So, Jerry Falwell has passed on. Time to recycle my Falwell story:
I think back to the fall of 1980, when Jerry Falwell's campaign road tour came to Tucson, where I was attending the University of Arizona. I stood across the street from the downtown arena and protested with some folks as the crowd of about 10,000 gathered for Falwell's speech. A fellow graduate student (and born-again evangelical) taunted me from across the street, "look who you're with!" My newfound compatriots looked fine to me, but I think he thought they looked gay to him. Maybe they were, but I thought they were nice folks.Ah, the entire spirit of the Bush Administration, previewed 20 years in advance!

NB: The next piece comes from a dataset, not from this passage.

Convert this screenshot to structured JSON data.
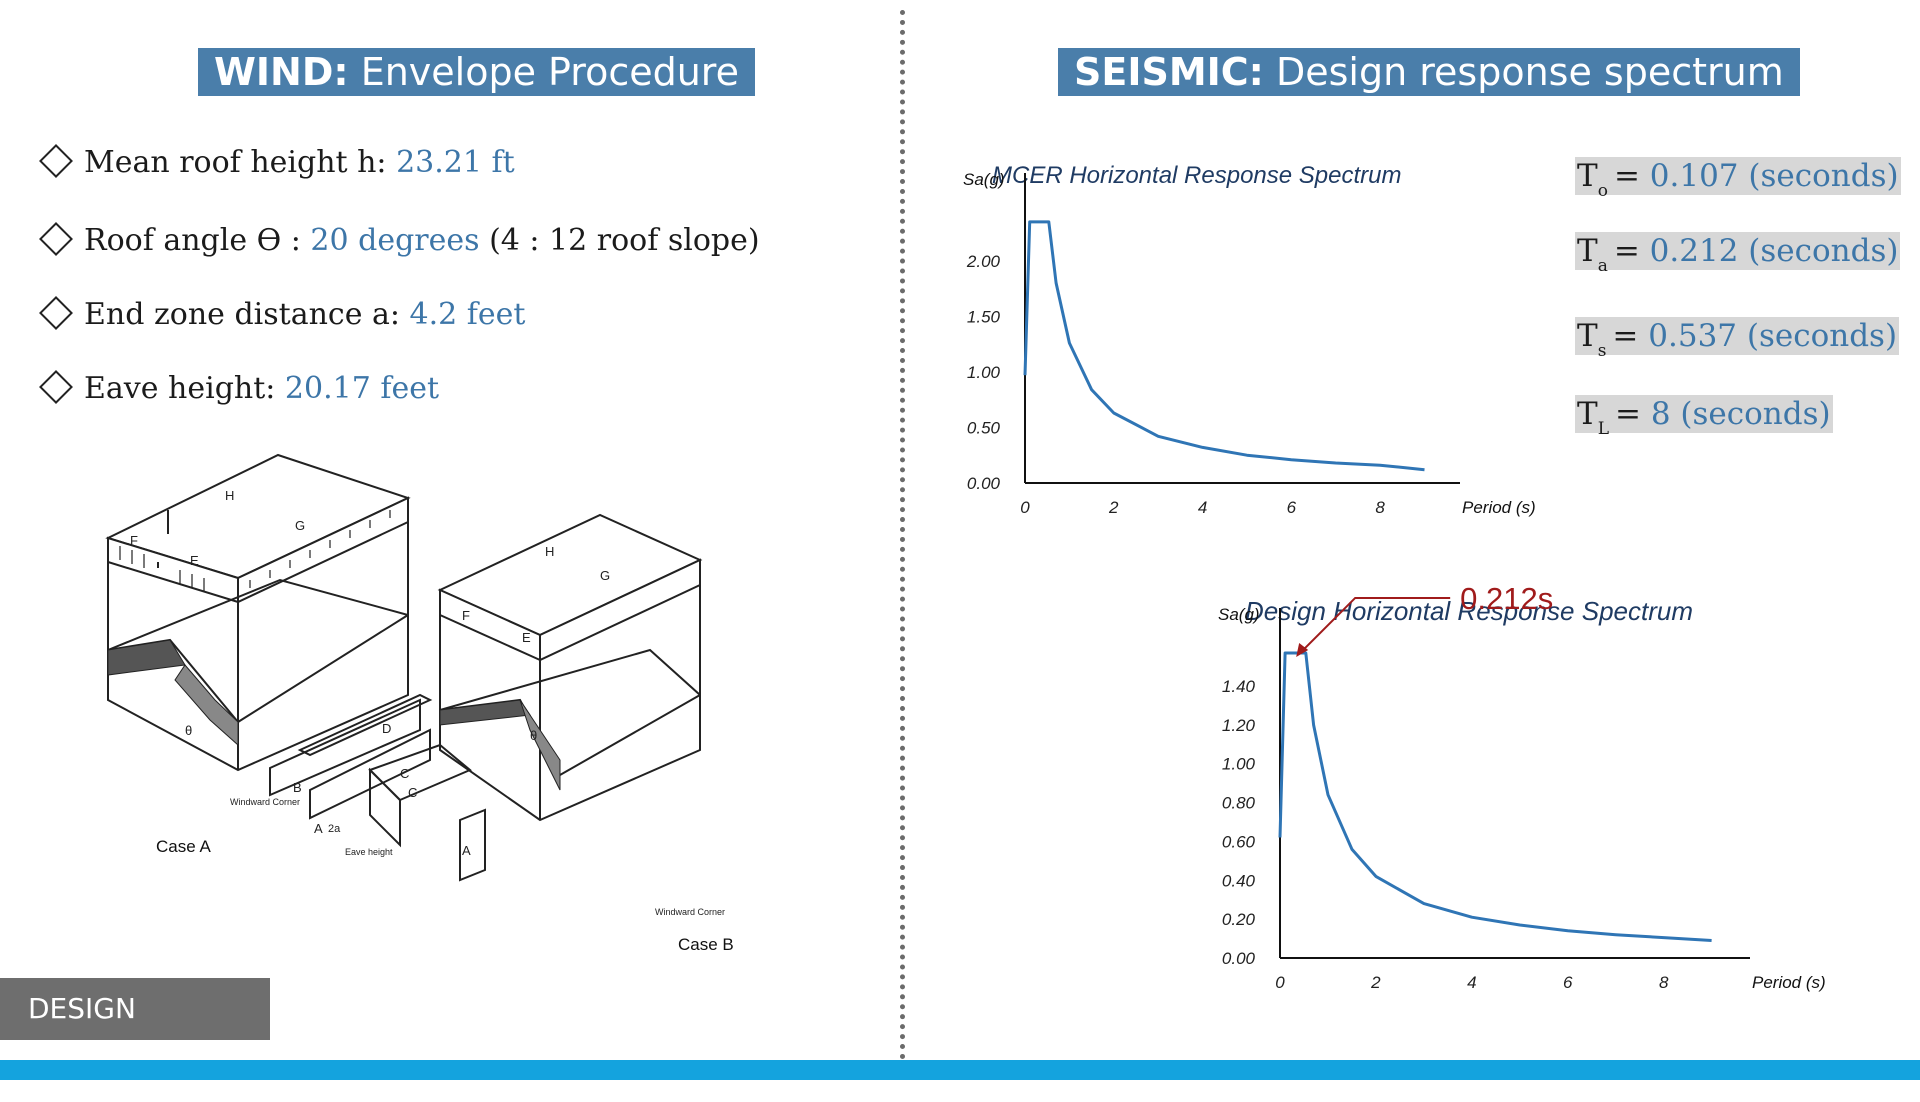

Quite to our surprise, the doors to the arena appeared utterly unguarded after the crowd entered, so we decided to enter the arena in a spirit of protest. We entered the indoor space just as Falwell came to the podium, and we erupted spontaneously into rigid arm salutes and spirited shouts of "Sieg Heil." Falwell knew straw men when he saw them - I'm sure that's why the doors had been left unguarded. He immediately condemned us for our self-evident, perverted totalitarian spirit (truly absurd, but we had played a little too easily into his hands). Several protestors were removed when they became a little too feisty. But Falwell actually wanted us around: he knew just how shocking we were to his followers, despite what I thought was our meek appearance, and how useful that was to fire up his followers. We settled down and listened to Falwell's keynote speech, watched a patriotic spectacle, and listened to a few other speeches in a similar vein.
At the very end, Falwell asked everybody to stand and sing "America, The Beautiful." I abruptly noticed our little protest group had been surrounded on all sides by various flacks, who quickly grabbed our hands (hard), pressed us in from all sides (hard), and more or less forced us to sing along with them. So, despite our manifold differences, we all sang together in a (forced) spirit of patriotic harmony. And if we had decided to struggle and shout, who knows?